Robotic Left Hepatectomy using Indocyanine Green Fluorescence Imaging for an Intrahepatic Complex Biliary Cyst

吲哚青绿 医学 肝切除术 左肝管 机械人手术 胆道 放射科 胆管造影 胆道外科手术 外科 胆管 切除术
作者
Burak Görgec,Babs M. Zonderhuis,Marc G. Besselink,Joris I. Erdmann,Geert Kazemier,Rutger‐Jan Swijnenburg
出处
期刊:Journal of Visualized Experiments [MyJoVE Corporation]
卷期号: (184)
标识
DOI:10.3791/63265
摘要

Biliary cysts (BC) are rare congenital dilatations of intra- and extrahepatic parts of the biliary tract and bear a significant risk of carcinogenesis. Surgery is the cornerstone treatment for patients with BC. While total BC excision and Roux-Y hepaticojejunostomy is the treatment method of the choice in patients with extrahepatic BC (i.e., Todani I-IV), patients with intrahepatic BC (i.e., Todani V) benefit the most from a surgical liver resection. In recent years, minimally invasive liver surgery (MILS) including robotic MILS has gained more acceptance as a feasible, safe, and effective procedure for the treatment of both benign and malignant indications. Robotic major MILS is still considered technically demanding and a detailed description of the technical approach during robotic major MILS has only been limitedly discussed in the literature. The current article describes the main steps for a robotic left hepatectomy in a patient with a large BC Todani Type V. The patient is in French position with 5 trocars placed (4 robotic, 1 laparoscopic assistant). After mobilizing the left hemiliver, the left and right hepatic artery are dissected carefully followed by a cholecystectomy. Intraoperative ultrasound is performed to confirm localization and margins of the BC. The Left hepatic artery and left portal vein are isolated, clipped, and divided.

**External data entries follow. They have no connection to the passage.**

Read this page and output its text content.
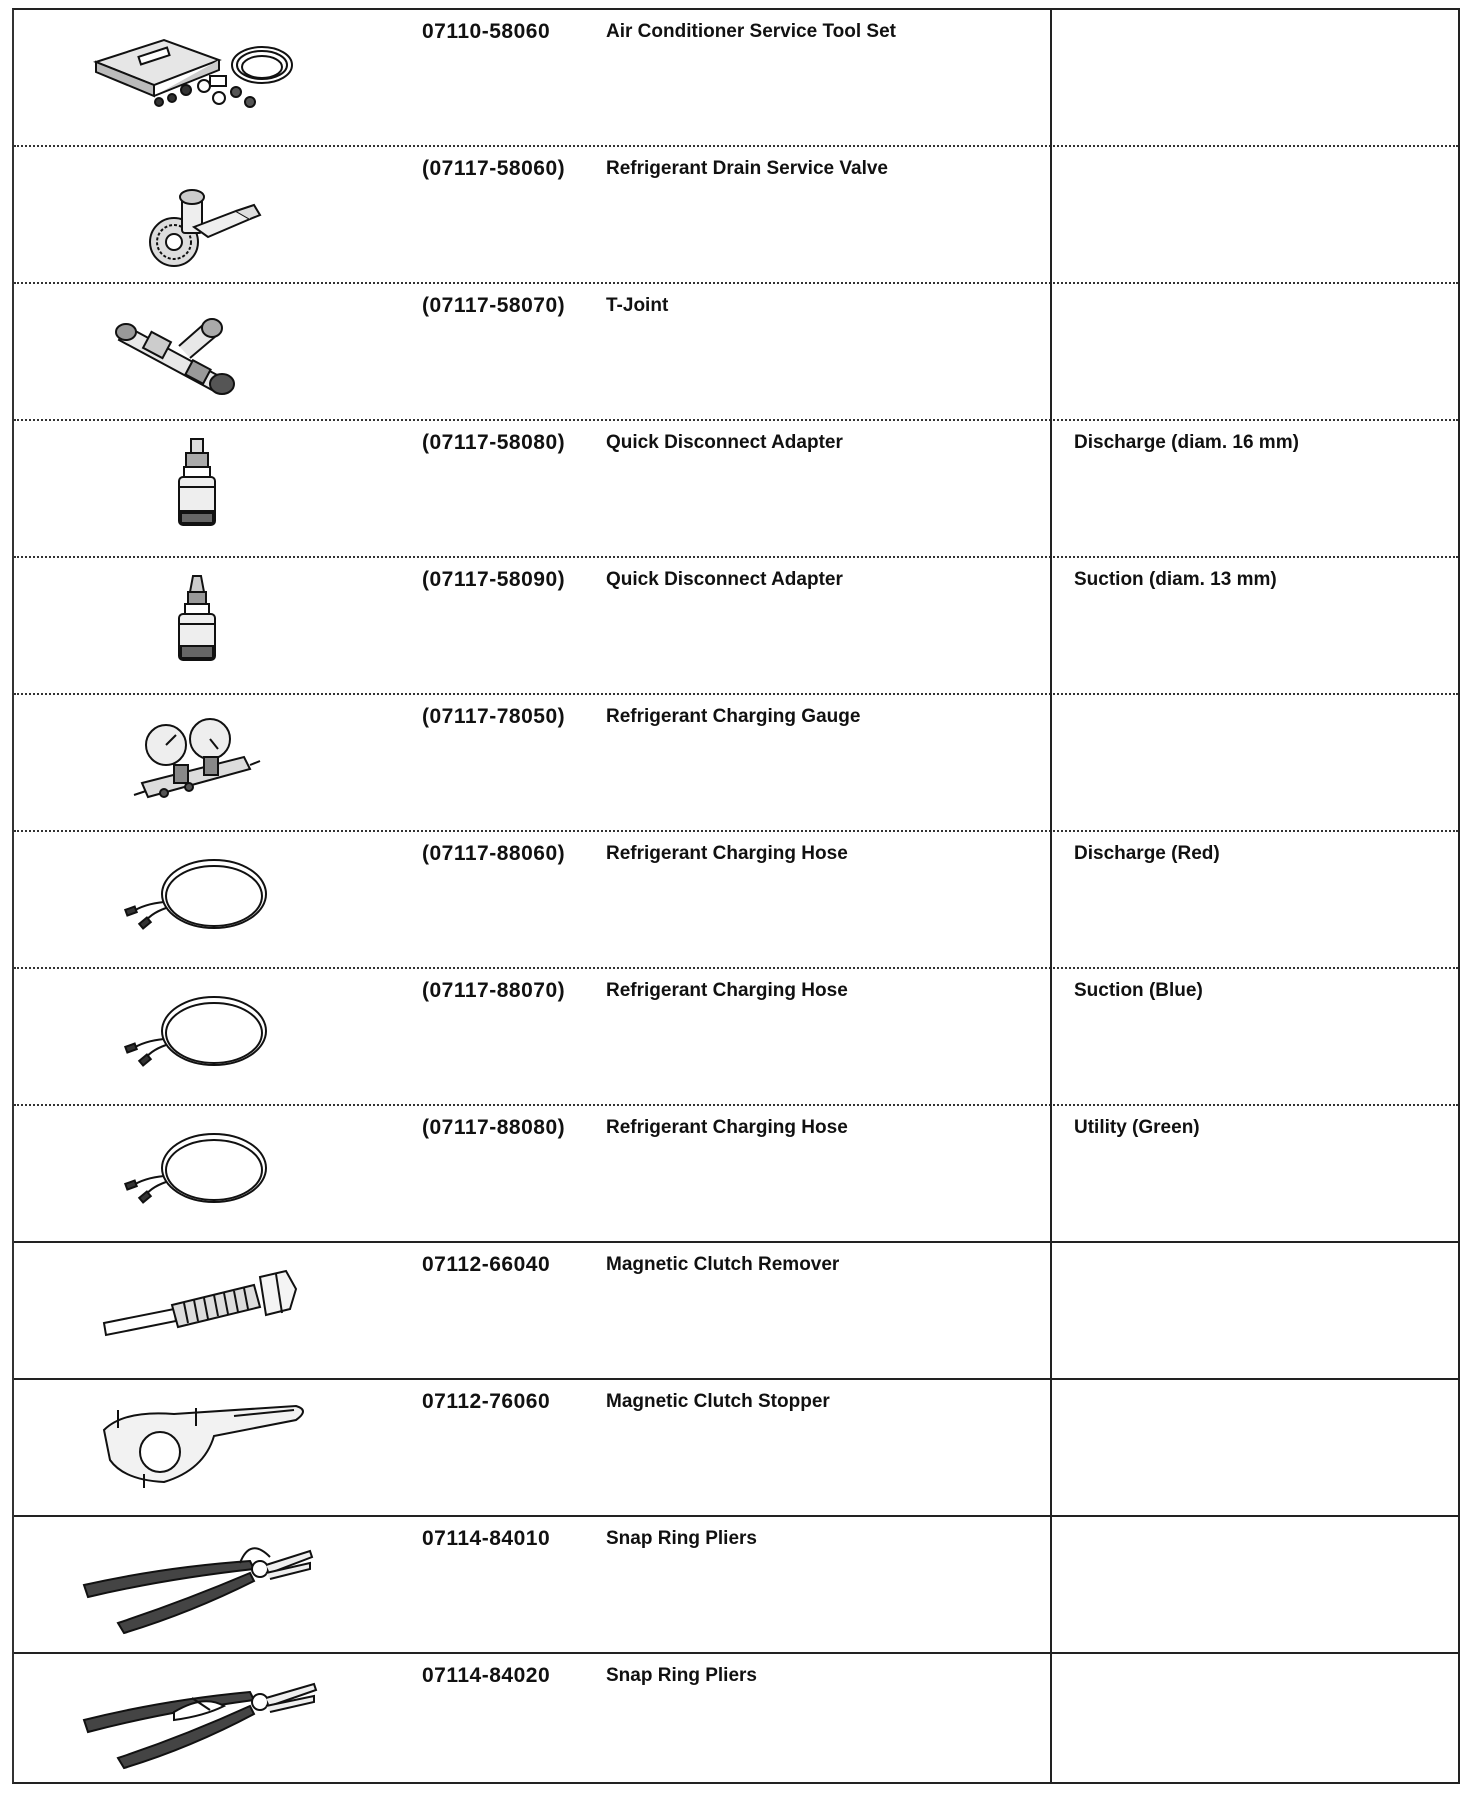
07110-58060	Air Conditioner Service Tool Set
(07117-58060) Refrigerant Drain Service Valve
(07117-58070) T-Joint
(07117-58080) Quick Disconnect Adapter	Discharge (diam. 16 mm)
(07117-58090) Quick Disconnect Adapter	Suction (diam. 13 mm)
(07117-78050) Refrigerant Charging Gauge
(07117-88060) Refrigerant Charging Hose	Discharge (Red)
(07117-88070) Refrigerant Charging Hose	Suction (Blue)
(07117-88080) Refrigerant Charging Hose	Utility (Green)
07112-66040	Magnetic Clutch Remover
07112-76060	Magnetic Clutch Stopper
07114-84010	Snap Ring Pliers
07114-84020	Snap Ring Pliers
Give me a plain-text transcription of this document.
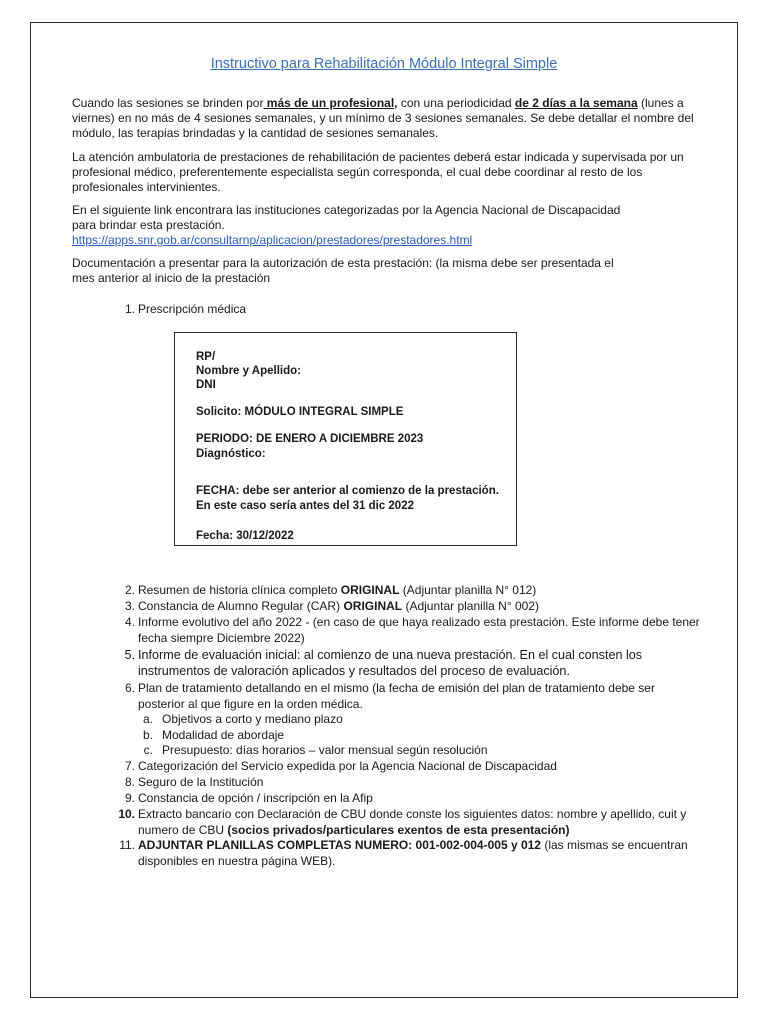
Instructivo para Rehabilitación Módulo Integral Simple
Cuando las sesiones se brinden por más de un profesional, con una periodicidad de 2 días a la semana (lunes a viernes) en no más de 4 sesiones semanales, y un mínimo de 3 sesiones semanales. Se debe detallar el nombre del módulo, las terapias brindadas y la cantidad de sesiones semanales.
La atención ambulatoria de prestaciones de rehabilitación de pacientes deberá estar indicada y supervisada por un profesional médico, preferentemente especialista según corresponda, el cual debe coordinar al resto de los profesionales intervinientes.
En el siguiente link encontrara las instituciones categorizadas por la Agencia Nacional de Discapacidad
para brindar esta prestación.
https://apps.snr.gob.ar/consultarnp/aplicacion/prestadores/prestadores.html
Documentación a presentar para la autorización de esta prestación: (la misma debe ser presentada el
mes anterior al inicio de la prestación
1. Prescripción médica
RP/
Nombre y Apellido:
DNI
Solicito: MÓDULO INTEGRAL SIMPLE
PERIODO: DE ENERO A DICIEMBRE 2023
Diagnóstico:
FECHA: debe ser anterior al comienzo de la prestación.
En este caso sería antes del 31 dic 2022
Fecha: 30/12/2022
2. Resumen de historia clínica completo ORIGINAL (Adjuntar planilla N° 012)
3. Constancia de Alumno Regular (CAR) ORIGINAL (Adjuntar planilla N° 002)
4. Informe evolutivo del año 2022 - (en caso de que haya realizado esta prestación. Este informe debe tener fecha siempre Diciembre 2022)
5. Informe de evaluación inicial: al comienzo de una nueva prestación. En el cual consten los instrumentos de valoración aplicados y resultados del proceso de evaluación.
6. Plan de tratamiento detallando en el mismo (la fecha de emisión del plan de tratamiento debe ser posterior al que figure en la orden médica.
a. Objetivos a corto y mediano plazo
b. Modalidad de abordaje
c. Presupuesto: días horarios – valor mensual según resolución
7. Categorización del Servicio expedida por la Agencia Nacional de Discapacidad
8. Seguro de la Institución
9. Constancia de opción / inscripción en la Afip
10. Extracto bancario con Declaración de CBU donde conste los siguientes datos: nombre y apellido, cuit y numero de CBU (socios privados/particulares exentos de esta presentación)
11. ADJUNTAR PLANILLAS COMPLETAS NUMERO: 001-002-004-005 y 012 (las mismas se encuentran disponibles en nuestra página WEB).
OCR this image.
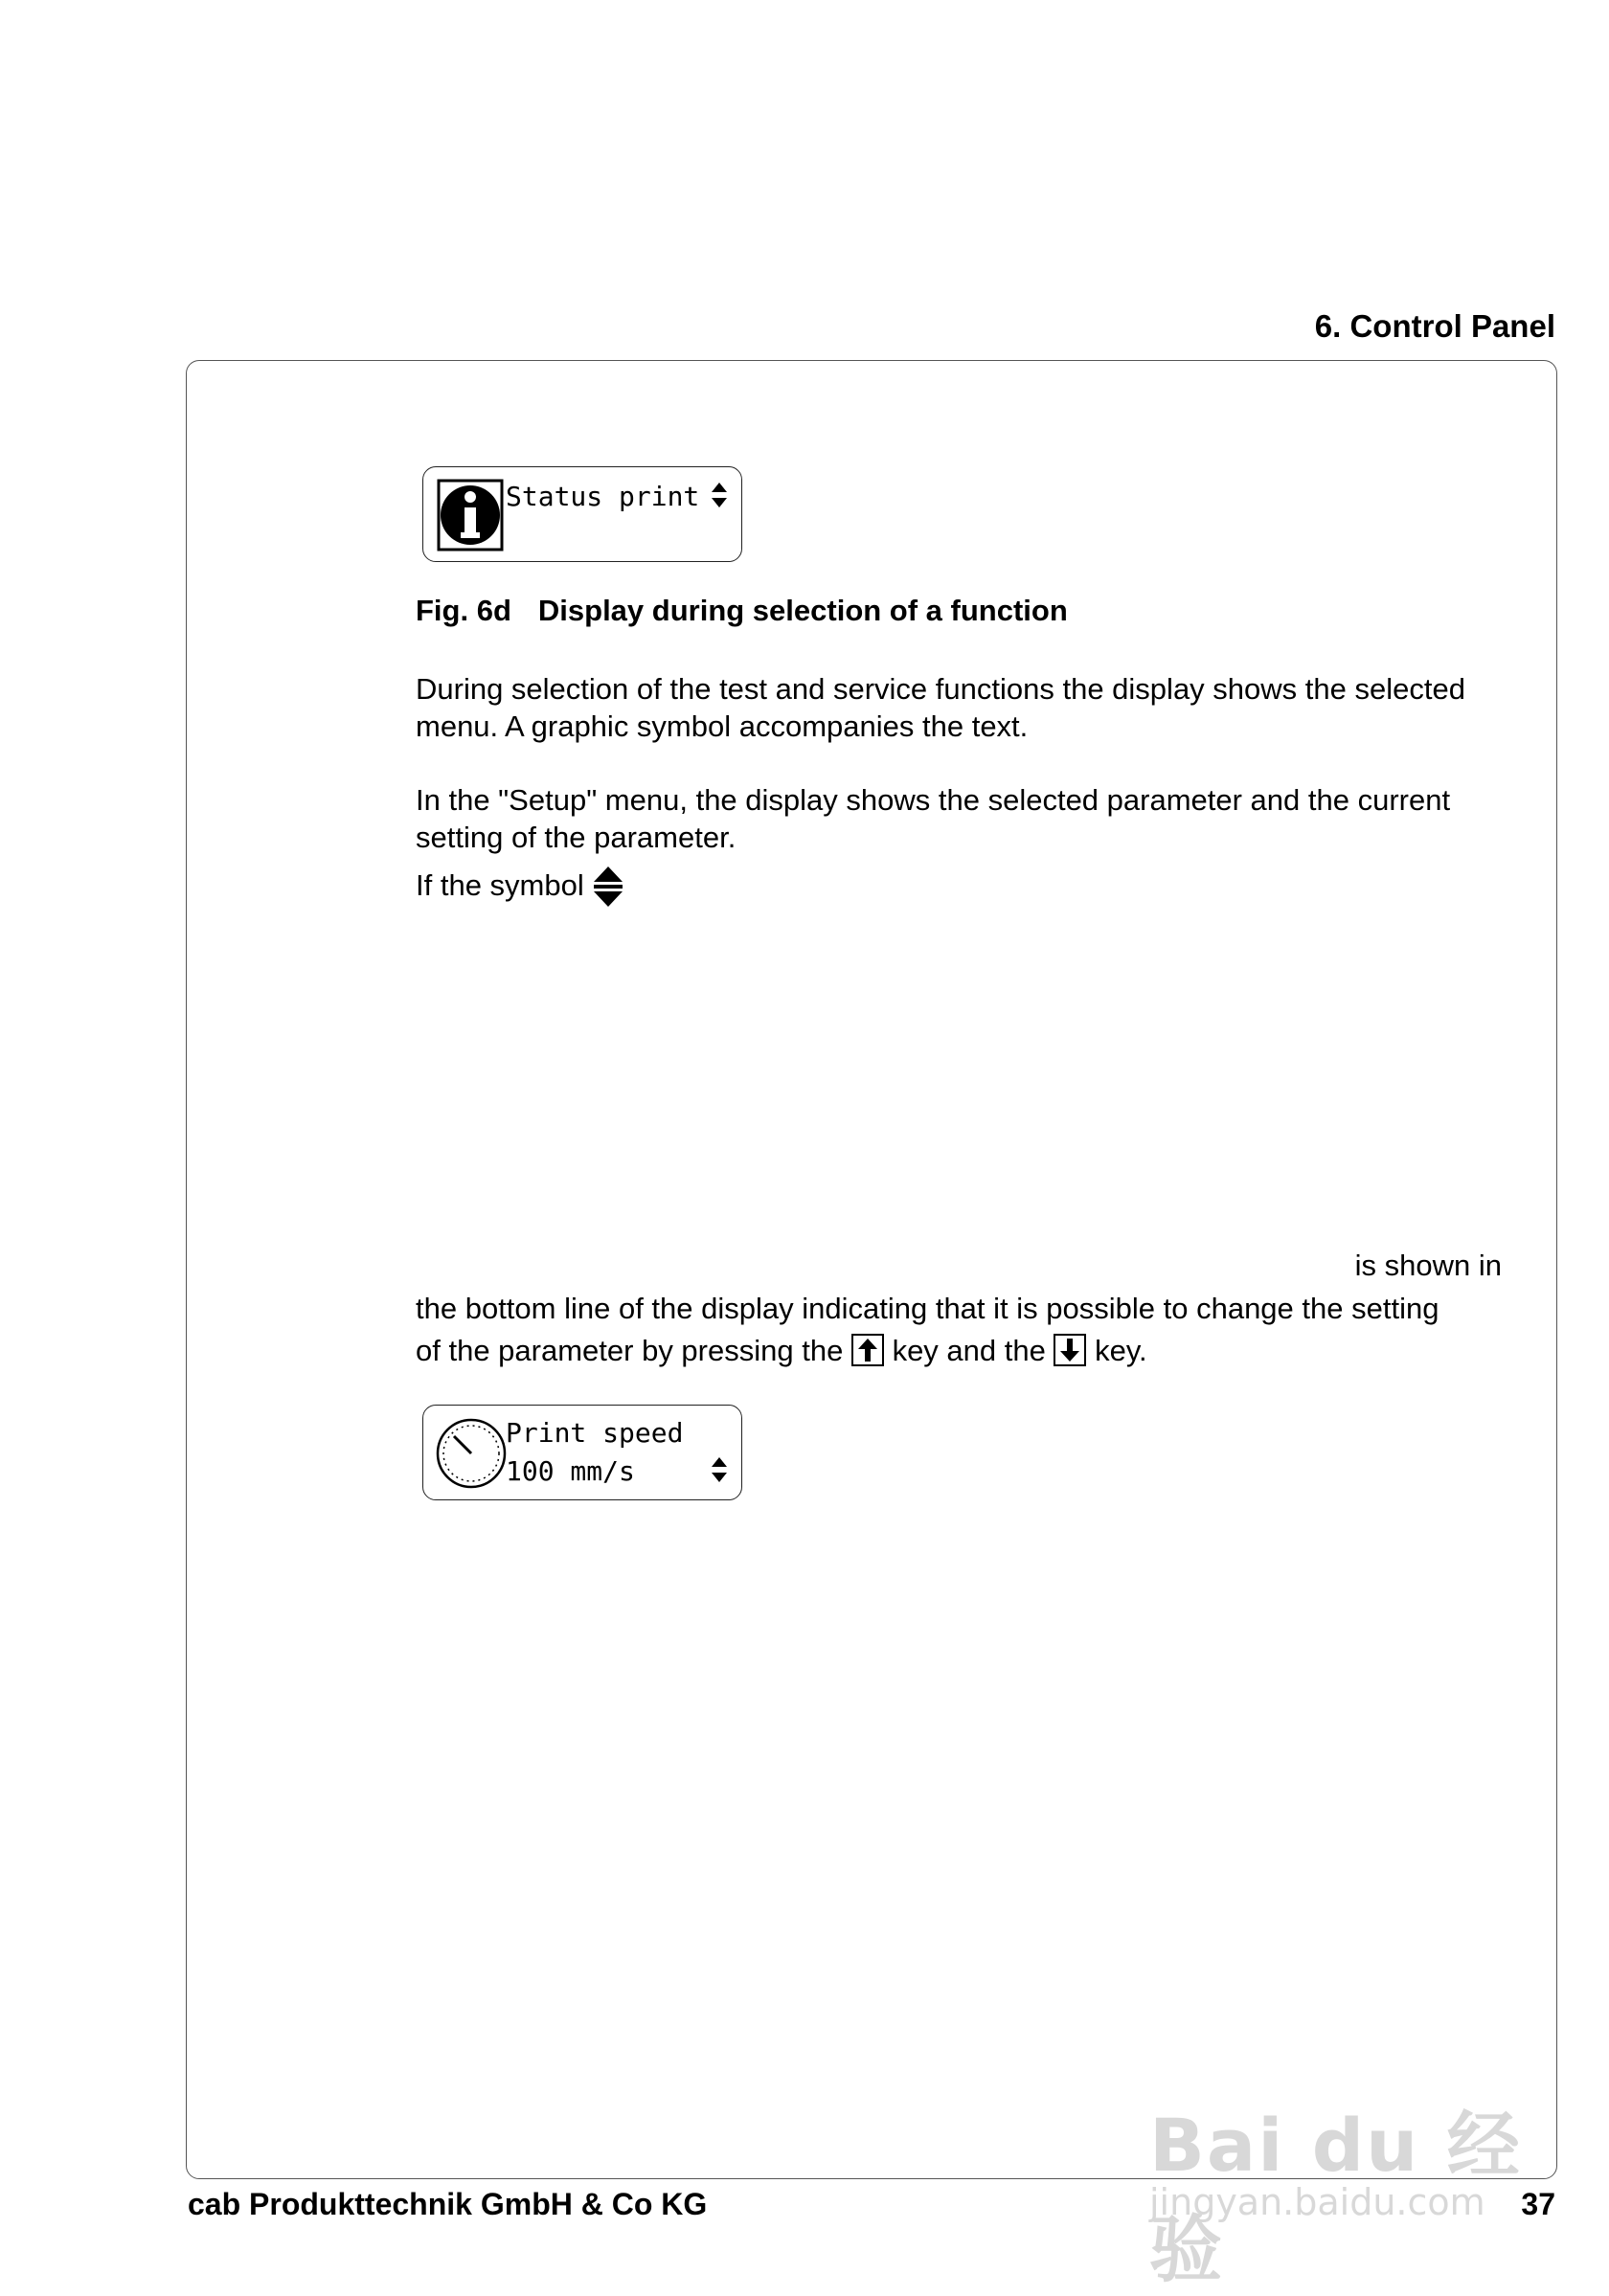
6. Control Panel
Status print
Fig. 6d Display during selection of a function
During selection of the test and service functions the display shows the selected menu. A graphic symbol accompanies the text.
In the "Setup" menu, the display shows the selected parameter and the current setting of the parameter.
If the symbol
is shown in
the bottom line of the display indicating that it is possible to change the setting
of the parameter by pressing the key and the key.
Print speed
100 mm/s
Bai du 经验
jingyan.baidu.com
cab Produkttechnik GmbH & Co KG	37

Indocyanine green (ICG) fluorescence imaging is used regularly during the entire procedure to visualize and confirm biliary tract anatomy and the BC. Parenchymal transection is performed with robotic cautery hook for the superficial part and robotic cautery spatula, bipolar cautery, and vessel sealer for the deeper parenchyma. The postoperative course was uncomplicated. A robotic left hepatectomy is technically demanding, yet a feasible and safe procedure. ICG-fluorescence imaging aids in delineating the BC and bile duct anatomy. Further, comparative studies are needed to confirm clinical benefits of robotic MILS for benign and malignant indications.